Abstract Estimating the cost of membrane distillation (MD) processes at scale is confounded by the vast array of possible process configurations, module configurations, and operating conditions and the extreme sensitivity of MD costs to these parameters. This work develops a comprehensive MD cost optimization framework for minimizing the levelized cost of water (LCOW) as a function of feed salinity and temperature. Our single stage gap MD model fully captures solution properties, heat transfer, and mass transfer relationships in the modules to determine the cost optimal design as a function of multiple decision variables, including process configuration (feed location and connectivity between the hot and cold-side), the gap type (air, permeate, conductive), equipment sizes (membrane, heater, chiller, and heat exchanger units), and operating conditions (flow rates, hot and cold side temperatures, and heating and cooling duties).
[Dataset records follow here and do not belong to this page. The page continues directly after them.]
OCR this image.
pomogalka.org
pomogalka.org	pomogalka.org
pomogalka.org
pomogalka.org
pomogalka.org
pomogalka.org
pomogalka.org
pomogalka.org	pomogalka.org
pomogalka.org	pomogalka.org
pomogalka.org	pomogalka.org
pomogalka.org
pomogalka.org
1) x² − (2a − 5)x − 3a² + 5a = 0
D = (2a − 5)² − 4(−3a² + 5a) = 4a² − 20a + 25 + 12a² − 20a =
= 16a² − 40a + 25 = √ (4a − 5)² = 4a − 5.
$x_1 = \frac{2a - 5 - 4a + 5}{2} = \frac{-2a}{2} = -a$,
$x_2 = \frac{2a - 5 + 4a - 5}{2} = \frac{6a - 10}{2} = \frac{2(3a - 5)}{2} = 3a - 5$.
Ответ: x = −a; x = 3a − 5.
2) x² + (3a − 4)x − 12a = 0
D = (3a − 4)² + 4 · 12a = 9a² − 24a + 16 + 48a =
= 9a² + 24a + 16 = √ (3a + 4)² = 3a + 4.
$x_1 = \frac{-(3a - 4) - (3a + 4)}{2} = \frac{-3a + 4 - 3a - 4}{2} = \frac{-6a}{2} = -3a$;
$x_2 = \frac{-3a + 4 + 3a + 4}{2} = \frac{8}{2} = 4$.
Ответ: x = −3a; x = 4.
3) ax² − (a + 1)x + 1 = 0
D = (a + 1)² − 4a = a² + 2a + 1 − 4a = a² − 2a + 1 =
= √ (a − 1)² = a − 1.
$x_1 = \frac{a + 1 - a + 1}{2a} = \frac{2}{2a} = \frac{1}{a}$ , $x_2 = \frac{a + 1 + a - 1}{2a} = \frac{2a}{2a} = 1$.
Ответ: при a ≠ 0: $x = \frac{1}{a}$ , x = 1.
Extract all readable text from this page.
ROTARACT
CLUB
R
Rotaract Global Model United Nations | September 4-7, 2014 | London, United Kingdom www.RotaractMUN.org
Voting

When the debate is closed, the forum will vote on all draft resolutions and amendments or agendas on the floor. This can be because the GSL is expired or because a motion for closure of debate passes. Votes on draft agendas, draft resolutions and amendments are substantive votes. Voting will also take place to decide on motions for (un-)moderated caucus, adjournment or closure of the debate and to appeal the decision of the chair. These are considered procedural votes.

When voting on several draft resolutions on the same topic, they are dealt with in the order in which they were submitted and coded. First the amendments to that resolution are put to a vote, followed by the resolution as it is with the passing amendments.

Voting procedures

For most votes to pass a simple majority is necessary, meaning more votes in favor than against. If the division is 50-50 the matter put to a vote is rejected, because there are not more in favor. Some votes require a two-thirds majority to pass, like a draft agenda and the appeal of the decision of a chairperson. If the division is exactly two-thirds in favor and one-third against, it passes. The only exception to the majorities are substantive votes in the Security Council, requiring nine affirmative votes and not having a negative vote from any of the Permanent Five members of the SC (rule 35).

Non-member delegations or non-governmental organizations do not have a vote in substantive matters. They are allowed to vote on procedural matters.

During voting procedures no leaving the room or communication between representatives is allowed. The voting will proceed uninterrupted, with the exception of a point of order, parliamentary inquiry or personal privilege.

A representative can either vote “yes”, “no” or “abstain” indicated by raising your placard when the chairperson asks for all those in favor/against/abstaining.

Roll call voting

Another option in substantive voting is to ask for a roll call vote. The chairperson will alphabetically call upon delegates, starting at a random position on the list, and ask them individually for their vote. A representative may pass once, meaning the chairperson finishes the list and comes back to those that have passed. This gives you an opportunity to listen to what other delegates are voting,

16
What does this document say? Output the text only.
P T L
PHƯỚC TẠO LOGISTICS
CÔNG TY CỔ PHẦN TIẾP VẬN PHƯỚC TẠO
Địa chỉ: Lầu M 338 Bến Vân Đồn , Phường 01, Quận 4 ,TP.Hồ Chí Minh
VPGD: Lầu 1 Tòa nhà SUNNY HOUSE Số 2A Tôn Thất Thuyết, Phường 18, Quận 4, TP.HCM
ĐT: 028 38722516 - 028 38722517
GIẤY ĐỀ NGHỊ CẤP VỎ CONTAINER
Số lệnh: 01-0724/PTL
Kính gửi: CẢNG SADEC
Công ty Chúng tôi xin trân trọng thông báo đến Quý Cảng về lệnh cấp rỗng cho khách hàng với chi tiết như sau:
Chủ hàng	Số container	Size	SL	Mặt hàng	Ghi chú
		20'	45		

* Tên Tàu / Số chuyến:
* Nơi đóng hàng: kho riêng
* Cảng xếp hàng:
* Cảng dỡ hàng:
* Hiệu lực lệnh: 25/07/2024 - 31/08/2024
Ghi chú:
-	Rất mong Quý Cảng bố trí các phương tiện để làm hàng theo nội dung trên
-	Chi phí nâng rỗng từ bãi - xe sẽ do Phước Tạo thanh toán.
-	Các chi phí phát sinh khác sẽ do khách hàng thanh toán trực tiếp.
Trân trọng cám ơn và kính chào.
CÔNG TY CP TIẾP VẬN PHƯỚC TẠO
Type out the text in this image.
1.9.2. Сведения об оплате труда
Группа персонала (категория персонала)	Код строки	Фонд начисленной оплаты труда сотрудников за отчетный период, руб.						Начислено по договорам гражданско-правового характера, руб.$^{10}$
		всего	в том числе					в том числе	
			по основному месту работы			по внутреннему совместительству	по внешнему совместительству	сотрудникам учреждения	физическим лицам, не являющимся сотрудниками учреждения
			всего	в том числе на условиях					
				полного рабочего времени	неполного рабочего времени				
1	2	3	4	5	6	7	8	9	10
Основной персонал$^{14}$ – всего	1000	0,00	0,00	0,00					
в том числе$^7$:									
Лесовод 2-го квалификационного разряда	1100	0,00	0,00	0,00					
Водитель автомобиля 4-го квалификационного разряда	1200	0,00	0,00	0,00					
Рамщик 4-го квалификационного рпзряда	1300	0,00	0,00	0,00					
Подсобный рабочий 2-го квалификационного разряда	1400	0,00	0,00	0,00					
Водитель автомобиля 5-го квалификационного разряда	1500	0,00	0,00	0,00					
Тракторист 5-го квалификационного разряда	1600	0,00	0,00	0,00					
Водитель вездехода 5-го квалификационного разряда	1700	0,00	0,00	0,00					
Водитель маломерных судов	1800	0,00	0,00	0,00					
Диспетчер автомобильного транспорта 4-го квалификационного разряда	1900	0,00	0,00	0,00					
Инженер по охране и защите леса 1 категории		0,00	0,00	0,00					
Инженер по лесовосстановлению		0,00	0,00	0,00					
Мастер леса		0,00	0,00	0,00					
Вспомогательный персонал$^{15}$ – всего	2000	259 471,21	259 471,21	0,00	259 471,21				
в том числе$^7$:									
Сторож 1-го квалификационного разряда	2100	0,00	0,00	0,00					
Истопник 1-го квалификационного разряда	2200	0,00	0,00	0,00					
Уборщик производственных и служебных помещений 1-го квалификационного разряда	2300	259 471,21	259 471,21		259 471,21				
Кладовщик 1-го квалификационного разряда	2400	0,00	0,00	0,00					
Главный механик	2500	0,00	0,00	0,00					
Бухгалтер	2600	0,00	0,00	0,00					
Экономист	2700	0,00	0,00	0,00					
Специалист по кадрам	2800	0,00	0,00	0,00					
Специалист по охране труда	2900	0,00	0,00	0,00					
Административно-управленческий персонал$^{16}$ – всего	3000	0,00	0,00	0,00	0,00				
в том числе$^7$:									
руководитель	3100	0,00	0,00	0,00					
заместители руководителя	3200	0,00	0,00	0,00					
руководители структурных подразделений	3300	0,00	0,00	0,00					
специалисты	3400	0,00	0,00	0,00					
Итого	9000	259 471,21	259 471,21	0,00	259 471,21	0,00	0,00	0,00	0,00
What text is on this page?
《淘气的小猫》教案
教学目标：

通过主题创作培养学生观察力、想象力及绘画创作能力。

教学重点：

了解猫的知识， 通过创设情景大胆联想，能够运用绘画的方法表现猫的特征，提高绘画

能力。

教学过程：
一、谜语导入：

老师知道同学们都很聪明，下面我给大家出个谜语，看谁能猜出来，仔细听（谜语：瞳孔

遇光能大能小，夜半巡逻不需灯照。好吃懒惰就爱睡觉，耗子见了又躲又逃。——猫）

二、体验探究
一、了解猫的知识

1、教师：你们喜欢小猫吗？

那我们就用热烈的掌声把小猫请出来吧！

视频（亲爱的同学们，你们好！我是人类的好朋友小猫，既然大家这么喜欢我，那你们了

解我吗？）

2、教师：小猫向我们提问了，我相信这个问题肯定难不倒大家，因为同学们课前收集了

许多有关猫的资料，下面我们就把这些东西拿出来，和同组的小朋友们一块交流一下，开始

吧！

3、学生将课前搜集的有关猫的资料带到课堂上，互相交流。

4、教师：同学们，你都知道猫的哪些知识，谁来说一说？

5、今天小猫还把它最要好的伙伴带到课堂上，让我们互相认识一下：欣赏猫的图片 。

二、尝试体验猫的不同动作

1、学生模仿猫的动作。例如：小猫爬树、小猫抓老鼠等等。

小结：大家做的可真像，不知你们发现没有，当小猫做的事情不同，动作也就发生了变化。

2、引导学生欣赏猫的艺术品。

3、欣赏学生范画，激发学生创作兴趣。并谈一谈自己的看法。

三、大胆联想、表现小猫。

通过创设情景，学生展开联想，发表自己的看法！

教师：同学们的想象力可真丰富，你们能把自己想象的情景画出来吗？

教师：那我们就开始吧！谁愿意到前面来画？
We estimate that the minimum LCOW of conductive gap MD ranges between $10 and $16 per m3 for feed salinities of 25 g/L to 200 g/L and water recoveries of 30%–75%. We update several heuristic assumptions for cost-optimal system operation, including: increased thermal conductivity of the gap decreases system costs; cost-optimal MD operates at the highest allowable temperature; and the LCOW is a strong function of brine salinity. Finally, we find that improving membrane properties and lowering heating and cooling costs will provide only modest reductions in costs (